Since my last LGC column the Prime Minister launched the Review of Modern Employment, produced by an independent commission that I chaired.
Apart from those with strong vested interests, the response has been good but it has taken people some time to discover and respond to less high-profile recommendations.
Among those is the following: “We recommend that the relevant government departments – the departments for Business, Energy & Industrial strategy; Culture, Media & Sport; Work & Pensions; and Health – explore ways of supporting and incentivising local authorities, particularly city regions and combined authorities, to develop integrated approaches to improving health and wellbeing at work.”
The relationship between employment and health and wellbeing is an important part of the commission’s vision, summed up in its title ‘Good Work’. There are two elements to this relationship.
On the one hand is the challenge of keeping in work more of the hundreds of thousands of people who drop out of employment every year due to changing health status and needs. The public sector and larger private sector firms have become better at supporting staff, whether through occupational health interventions or offering more flexible ways of working. The bigger challenge is small and medium sized enterprises, which often want to help employees but, with fewer employment roles and tight budgets, find it hard to be as flexible.
On the other hand is the importance of employment to people’s health and wellbeing. Bad work can make people sick. This is true not only in relation to danger and injury; here we have strong framework of health and safety regulation. More broadly work that is mind-numbing or high-pressure and in which employee lack voice or autonomy can damage health, particularly mental health. Conversely, good employers can use their relationship with employees to promote wellbeing in many ways, ranging from information and support services to access to opportunities to improve fitness.
A conversation about work and wellbeing is also likely to address the challenge of improving the rate of employment and routes of progression of disabled people. With government support employment rates have risen significantly recently, but they still lag badly behind, particularly in relation to learning disabilities. Notwithstanding my own review, of which this issue was only a relatively small part, the government has a range of objectives and policies in this area, as do many local authorities. But we need new ideas and to widen the commitment to change across employers and society.
This thought occurred to me as I was recently recording a new series for BBC Radio 4 called The Fix (available now on iplayer). The programme reports a one-day design workshop in which a team of young experts, in disciplines ranging from data analysis and marketing to ethnography, try to develop solutions to challenging problems. The first series has looked at national challenges including cutting childhood obesity, reducing reoffending and building more affordable homes, with the solutions being pitched to Dawn Austwick from the Big Lottery Fund and former cabinet minister David Willetts. If the series is recommissioned I hope we can move from broad national challenges to specific local ones.

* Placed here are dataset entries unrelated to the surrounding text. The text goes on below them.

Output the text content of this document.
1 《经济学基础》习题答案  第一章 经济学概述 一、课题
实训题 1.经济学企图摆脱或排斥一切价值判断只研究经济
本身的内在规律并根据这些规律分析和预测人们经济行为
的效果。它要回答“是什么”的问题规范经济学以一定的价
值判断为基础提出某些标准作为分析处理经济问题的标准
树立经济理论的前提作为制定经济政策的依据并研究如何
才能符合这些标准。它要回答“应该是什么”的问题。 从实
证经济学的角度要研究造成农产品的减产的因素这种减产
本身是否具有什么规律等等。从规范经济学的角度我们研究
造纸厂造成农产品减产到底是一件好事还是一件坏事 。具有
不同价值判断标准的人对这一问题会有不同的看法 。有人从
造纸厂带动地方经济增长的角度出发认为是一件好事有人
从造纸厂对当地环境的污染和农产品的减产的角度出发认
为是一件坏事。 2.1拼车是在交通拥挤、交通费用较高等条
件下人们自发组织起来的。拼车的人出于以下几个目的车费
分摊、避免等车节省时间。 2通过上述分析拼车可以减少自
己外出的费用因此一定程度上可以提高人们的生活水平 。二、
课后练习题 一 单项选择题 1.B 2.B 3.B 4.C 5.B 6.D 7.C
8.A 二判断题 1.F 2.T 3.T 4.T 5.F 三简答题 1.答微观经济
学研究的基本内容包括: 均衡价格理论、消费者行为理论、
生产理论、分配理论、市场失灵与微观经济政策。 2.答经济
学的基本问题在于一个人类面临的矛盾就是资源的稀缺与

Improving health and wellbeing at work could be a great subject for the approach we have been showcasing in The Fix. The process would combine the kind of experts we’ve used in the programme with local employers, the NHS, third sector and, of course, employees themselves. For seasoned policy makers, among whom I include myself, the idea that a one- or two-day event, sometimes using quite unconventional processes, could come up with feasible ideas in a complex area may seem unrealistic, but these processes can capture the imagination and gain buy-in in ways conventional policy making rarely achieves.
Of course, such a process has to be informed by existing policy, by strong local data and by an understanding of the constraints upon action. But to make a real difference to employment, health and wellbeing, we need imagination as well as commitment, and processes like those we used in The Fix are good at prompting thinking outside the box.
Nor is this just a one off. I agreed to host The Fix because it speaks to the RSA’s wider advocacy of approaches which are more systemic – engaging the key actors and understanding how the whole system works or doesn’t – and more entrepreneurial; taking risks, testing ideas, being agile in pursuing opportunities. Anyone out there fancy giving it a go?